Our labor laws already allow the inmates to run the prison, and now in this time of crisis they are also running the treasury.
Yes, there are ways around it, but they are time consuming and layered with bureaucracy because you’re dealing with a pseudo-union called The Labor Department.
Just another example of GOA’s failure on the economic and labor fronts.
This is a plea for help: If the 20/20% is not anchored by law, and labor laws weren’t changed to allow companies flexibility with their hiring, as long as MinSAL, Glenbert Croes, maintains his hero stance, there will be no recovery.
As it stands, companies are unable to obtain their employees’ consent, they cannot accept the wage subsidy for fear of being sued down the road, and GOA is unmovable.
EMPLOYERS: Let your employees become former-employees and stay on FASE. Do not assume that the 20/20% is etched in stone, as agreed by the “Dialogo Social Laboral Tripartite”, which included the government, private sector, and union representatives.

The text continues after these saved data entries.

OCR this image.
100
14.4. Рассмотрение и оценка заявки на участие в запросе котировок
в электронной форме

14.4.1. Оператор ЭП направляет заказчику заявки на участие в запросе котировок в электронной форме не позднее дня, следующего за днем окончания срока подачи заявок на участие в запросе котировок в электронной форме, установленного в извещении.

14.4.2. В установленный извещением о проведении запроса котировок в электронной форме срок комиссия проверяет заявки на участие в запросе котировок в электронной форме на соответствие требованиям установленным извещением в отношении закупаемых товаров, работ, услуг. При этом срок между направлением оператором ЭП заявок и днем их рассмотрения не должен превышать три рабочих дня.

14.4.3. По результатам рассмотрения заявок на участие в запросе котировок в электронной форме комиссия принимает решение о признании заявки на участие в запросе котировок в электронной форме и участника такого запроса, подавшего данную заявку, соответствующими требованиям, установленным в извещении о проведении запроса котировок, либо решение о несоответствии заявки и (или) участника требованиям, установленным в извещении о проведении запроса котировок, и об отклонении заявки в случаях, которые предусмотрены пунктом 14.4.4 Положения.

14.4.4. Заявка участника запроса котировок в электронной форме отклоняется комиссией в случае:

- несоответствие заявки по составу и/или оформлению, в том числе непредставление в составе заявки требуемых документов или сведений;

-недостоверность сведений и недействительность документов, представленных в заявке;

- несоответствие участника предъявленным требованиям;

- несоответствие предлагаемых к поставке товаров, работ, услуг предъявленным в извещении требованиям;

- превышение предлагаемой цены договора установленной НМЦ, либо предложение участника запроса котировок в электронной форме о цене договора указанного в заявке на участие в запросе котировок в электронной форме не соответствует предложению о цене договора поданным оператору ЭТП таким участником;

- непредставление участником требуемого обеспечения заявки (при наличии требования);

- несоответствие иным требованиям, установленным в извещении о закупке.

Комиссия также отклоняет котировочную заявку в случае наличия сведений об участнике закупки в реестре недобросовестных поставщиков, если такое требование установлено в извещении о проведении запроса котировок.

GOA did not create a legal framework for that arrangement and you cannot easily reduce work hours and corresponding pay on a unilateral basis, without it. For lack of legislation, employers are exposed.
And as we said before, the only ones to benefit from the crisis are the accountants and the legal eagles.
Under the current arrangement it indeed seems that the wage subsidy will only prolong the death of our business community, forced to keep employees and pay them, under threat by the Labor Department.
And remember, employers must retain some cash reserves, in order to sustain their business’ reopening.
But if they must mortgage themselves, bankruptcy is a viable option, especially if you don’t owe the tax man much. If you owe the tax man, you’d better keep that company alive otherwise you are liable for all debts personally!
But if you’re debt-free at the tax department, freeze your corporation, use your resources to sustain yourself, and try to start again later, or in case of bankruptcy establish under another shelf corporation, that’s the free advice by my LEGAL EAGLE FRIENDS.
Even CAft chairman Raymond Gradus, complains how GOA does not accept recommendation, and refuses to change, do things differently, until when?
What needs to happen for GOA to see the light?